Exit le Premier. Il devient deuxième. Pour la première fois dans ce médiamètre qu’il dominait depuis près d’un an, Elio Di Rupo descend de son piédestal temporel médiatique. Il n’est plus que 3e tous médias confondus, avec 7,1% de taux d’occupation des médias, contre 13,3 % le mois précédent. Le voilà donc même derrière le ministre-président du gouvernement flamand, Kris Peeters.

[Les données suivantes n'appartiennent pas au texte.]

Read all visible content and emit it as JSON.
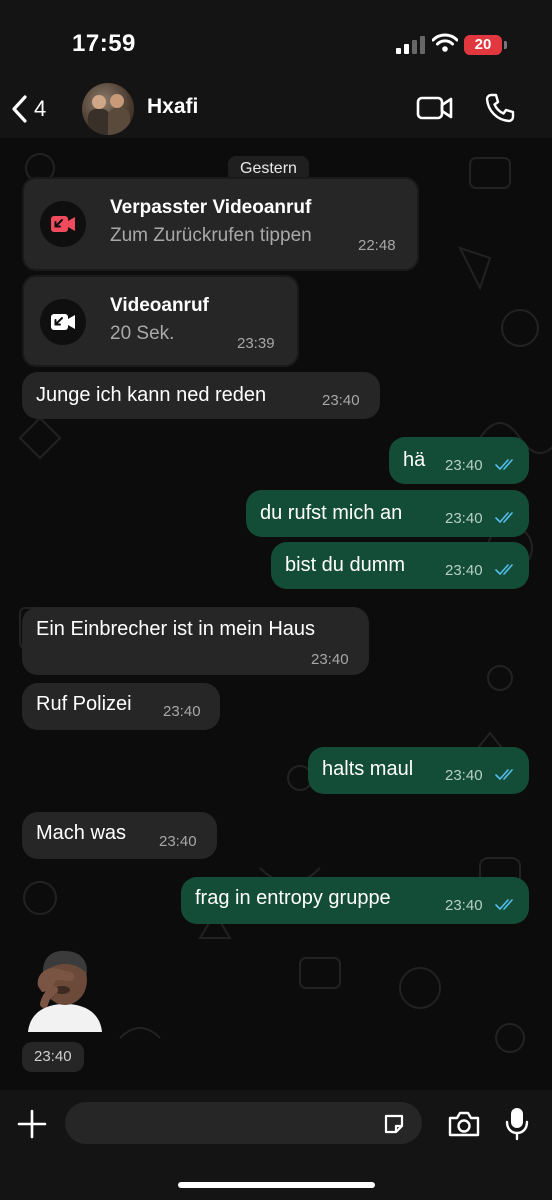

Le premier du baromètre est donc désormais une première : "the first lady of the médias is Annemie Turtelboom". La ministre de la Justice doit ce salut médiatique à la piètre situation des prisons, aux grèves à répétition consécutives aux prises d’otage et à la surpopulation carcérale. Les barreaux offrent donc à la ministre Open VLD un joli tour de préau principalement audiovisuel (10,3% en radio et en télévision). Elle score ainsi, tous médias confondus, à 8,0% de taux d’occupation médiatique.
Derrière elle, d’autres ladies renforcent le poids féminin dans le top 5 en ce qui concerne les articles de presse écrite : Ingrid Lieten et Joëlle Milquet.
Coming out présidentiel
L’autre grande information de ce nouveau baromètre, c’est la prise de consistance médiatique de "nouveaux" présidents de partis. Thierry Giet, le remplaçant d’Elio Di Rupo est le plus visible, tous médias confondus. Il est 15e et s’offre même une entrée dans le Top 10 sur Internet. Charles Michel est assez loin derrière, 42e au classement, mais il s’offre le léger plaisir de devancer de quelques places les présidents cdH et Ecolo.
Car côté Ecolo, ancien ou nouveaux, un Bernard Wesphael parti fait mieux que deux Présidents de retrouvés. Olivier Deleuze et Emily Hoyos sont presque en fin de classement. Même Benoît Lutgen est moins bien classé que celui qu’on surnomme désormais "Bernard Mélanchon" depuis qu’il a créé son Mouvement de gauche démocrate et citoyen.
La Marseillaise
Notez, au cas où vous auriez passé le mois dernier sur une île déserte, que la campagne française s’est invitée franchement dans les médias belges. Et que si Sarkozy et Hollande étaient dans le classement, ils écraseraient Kris Peeters et Elio Di Rupo de leur supériorité médiatique, avec 30 à 40% de visibilité en plus. Marine Le Pen et Jean-Luc Mélenchon seraient dans le top 10, s’ils étaient belges, et même un François Bayrou serait 11e.
Johanne Montay
Méthodologie: chaque homme ou femme politique répertorié dans l’étude (ministres, secrétaires d’état et présidents de parti de tous les gouvernements belges) fait l’objet d’une surveillance précise de sa visibilité médiatique.
Auxipress comptabilise pour chaque homme ou femme politique le nombre exact d’articles de presse, de séquences radio ou télé et d’articles publiés sur les sites Internet d’information.
Le champ d’étude s’étend :
· à tous les quotidiens belges et magazines généralistes d’information belge.
· aux émissions d’information des radios et télévision belges principales : VRT, VTM, RTBF, RTL-TVI
· à +/- 25 sites internet d’information belges.
Cette comptabilité permet de dégager en permanence des tendances d’occupation médiatique très précises.